See the full research report here.

Data Protection Policy Developed to Guide FinTechs in Ghana

by Ashnah Kalemera and Edrine Wanyama |

The Financial Inclusion Forum Africa, through an Africa Digital Rights Fund (ADRF) grant, has drafted a Data Protection and Privacy Policy to serve as an internal guide on how digital financial service providers in Ghana should collect, store and process individuals’ data. The ADRF is an initiative of the Collaboration on International ICT Policy for East and Southern Africa (CIPESA) which provides flexible and rapid response grants for the advancement of digital rights in Africa.

The policy outlines principles on the management of personal data in compliance with Ghana’s Data Protection Act 2012 and the International Organization for Standardization and International Electrotechnical Commission Standards for Information Security Management – ISO 27001:2013.

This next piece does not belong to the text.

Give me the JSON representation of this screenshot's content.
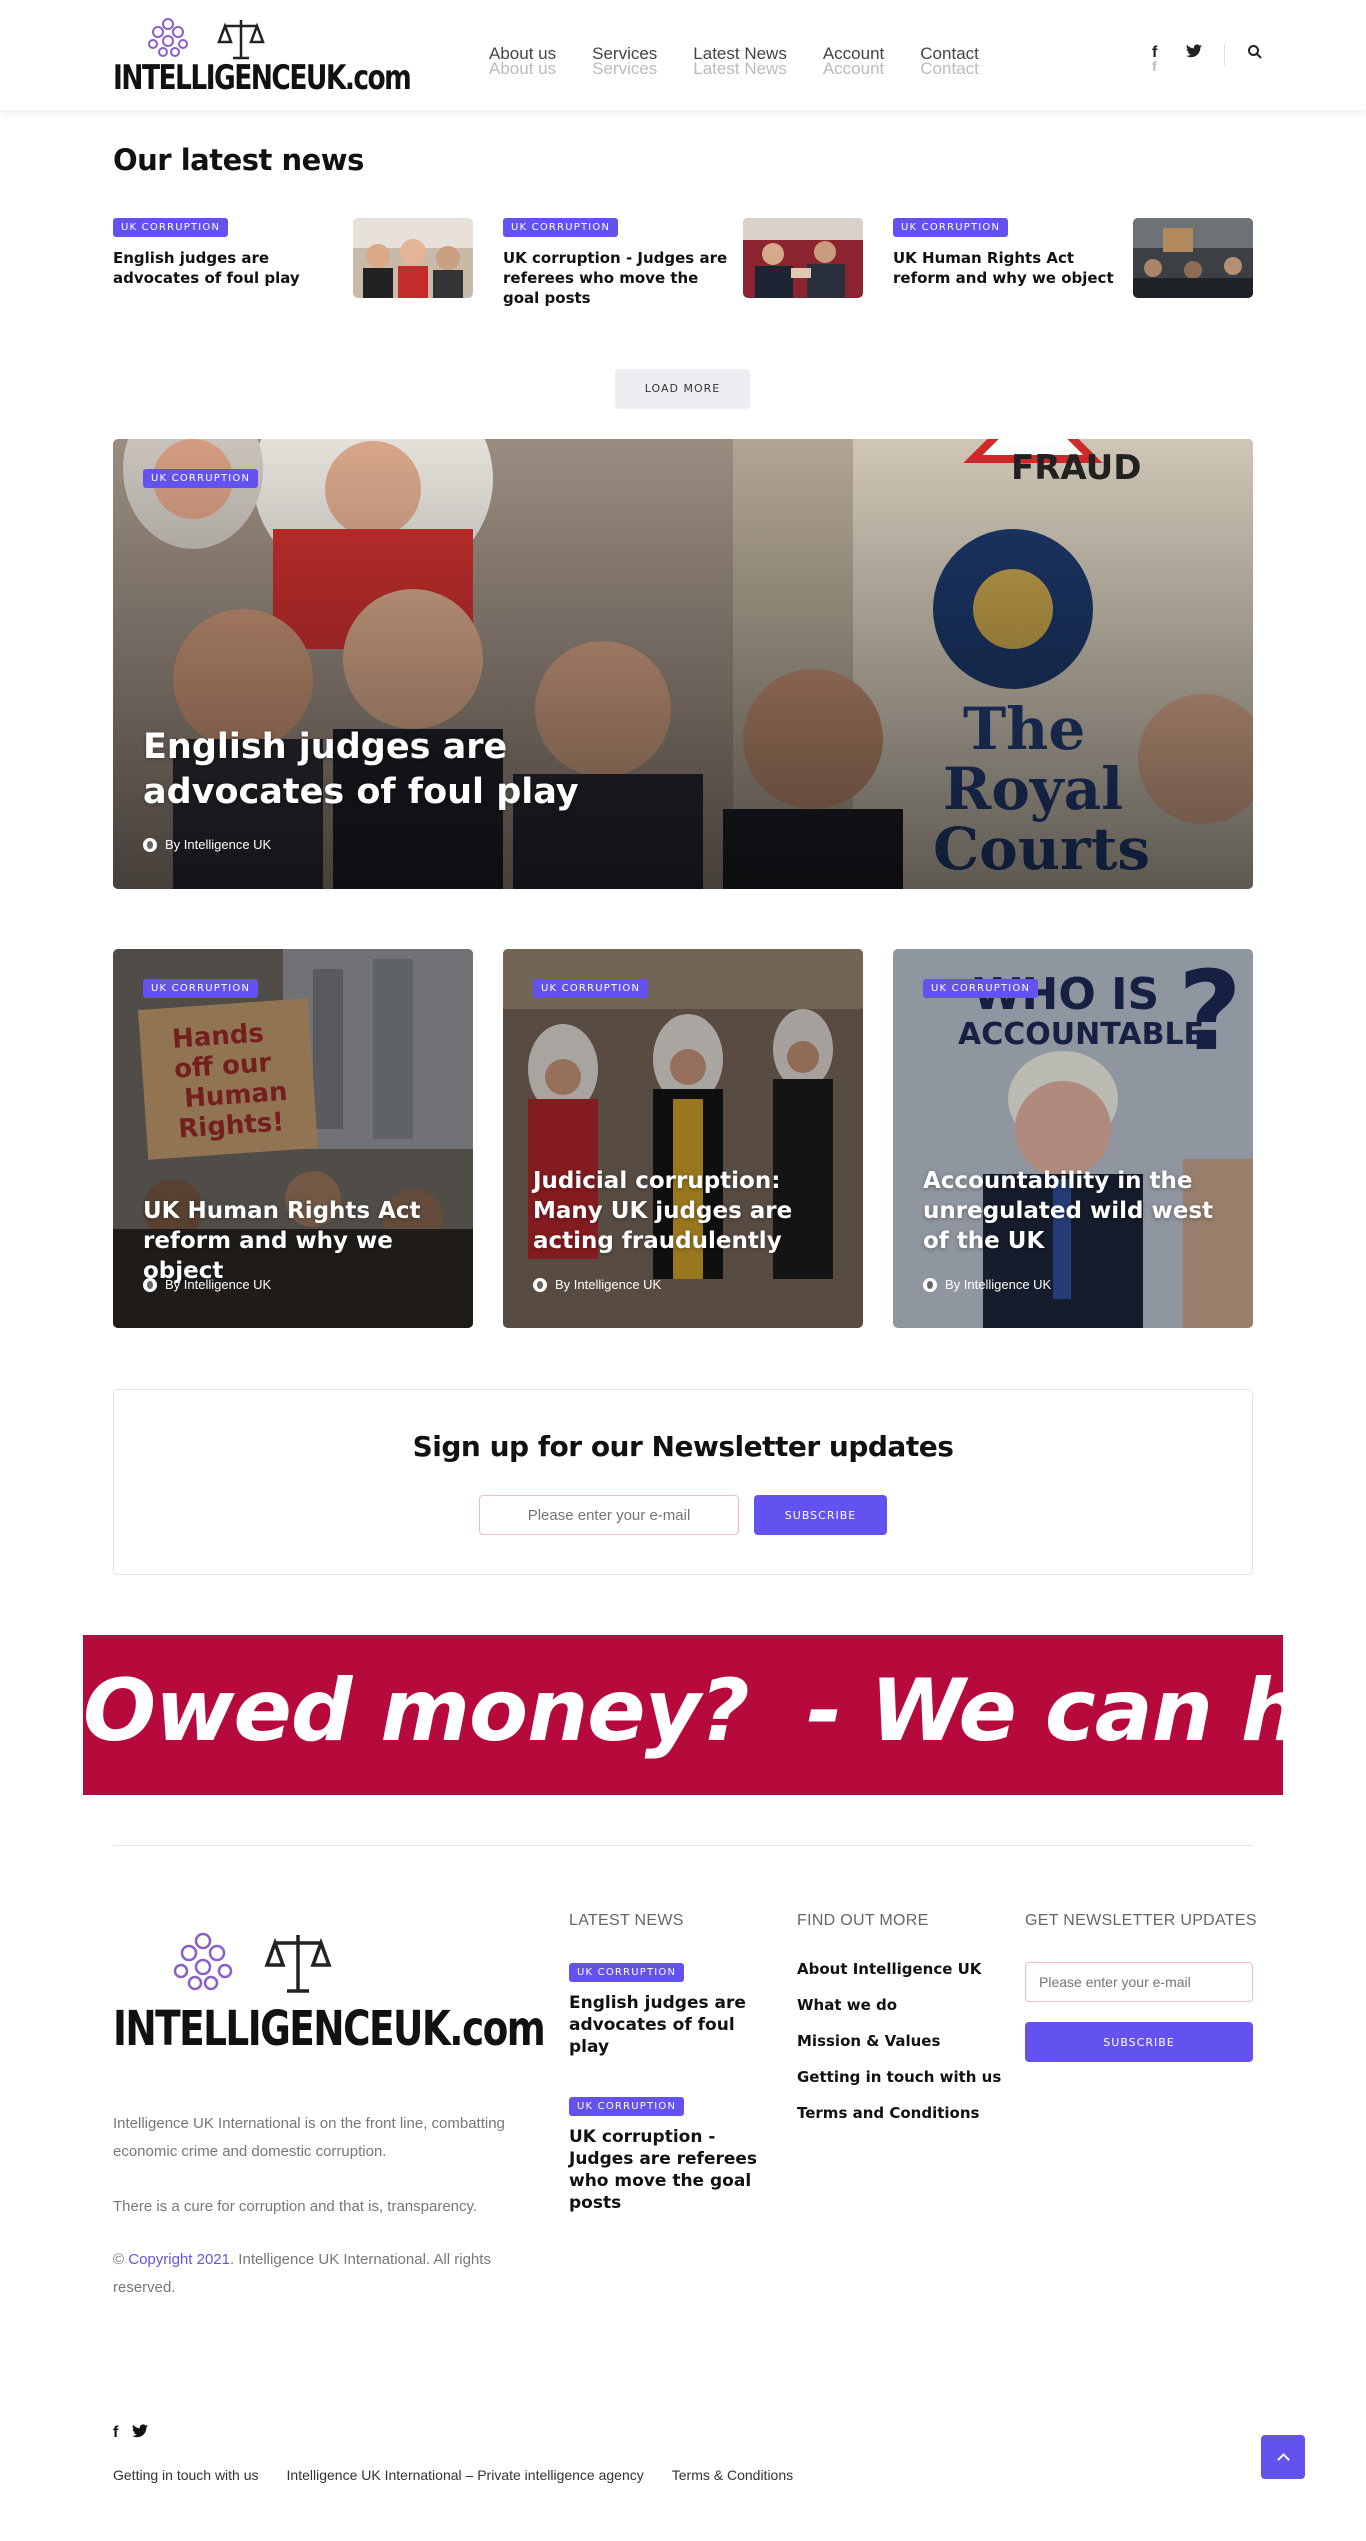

The policy outlines data protection principles including accountability by jurisdiction of data subject; lawfulness of processing through consent; disclosure of purpose; compliance with further processing; accuracy and completeness; openness; safeguards; and correction as well as deletion. The principles of privacy outlined are legal compliance; limitations of purpose; adequacy; and retention. 

The policy requires mandatory and frequent information security awareness training for staff and the constitution of an Information Security team responsible for implementing the policy and incident response. Roles and responsibilities are also outlined for risk and compliance, heads of departments, and employees. Provisions for the rights of data subjects include the right of access, rectification, cessation of processing and prevention of automated decision making. In the event of violation of the provisions, the policy provides for internal investigations and sanctions under the law. 

The policy was previewed at the Data Protection and Privacy Roundtable, which saw leading digital financial service providers such as Appruve, Jumo, Vodaphone Cash, and G Money, alongside industry experts and regulators such as the eCrime Bureau, RegTheory, and CUTS (Consumer Unit and Trust Society) Ghana provide insights into its viability and applicability. Discussions drew on real-life experiences of service providers and key feedback was incorporated into a revised version of the policy.

Commenting on the policy, Dr. William Derban, Chairperson of the Financial Inclusion Forum Africa, stated that data privacy and protection was “critical to financial inclusion”, as data was the cornerstone of innovation in digital financial services delivery. “These guidelines [the policy] serve as a template to enable fintechs who are developing such services to ensure that all our data is being protected,” he added. 

With data breaches, including by business entities, a growing concern among users of digital services across the African continent, the policy can go a long way in addressing the live issues in protecting the privacy of data in the financial sector in Ghana, if widely adopted by service providers.

As data becomes increasingly pivotal to the digital economy and digital rights, it is becoming essential to develop sector-specific data protection guidelines. The fintech sector, which is growing exponentially in Africa, is one of these sectors. Such guidelines are essential to buttress existing legislation, which in Ghana’s case includes the Payment Systems and Services Act, 2019Data Protection Act, 2012, Electronic Communications Amendment Act. 2016, Electronic Transactions Act, 2008 and the Anti-Money Laundering Act, 2008.

While the policy is not binding, it is anticipated that through ongoing data protection and privacy campaigns, it will draw stakeholder buy-in and implementation, as it is in harmony and gives effect to various local laws while also reflecting the General Data Protection Regulation of the European Union and the African Convention on Cyber Security and Personal Data Protection which Ghana has signed and ratified.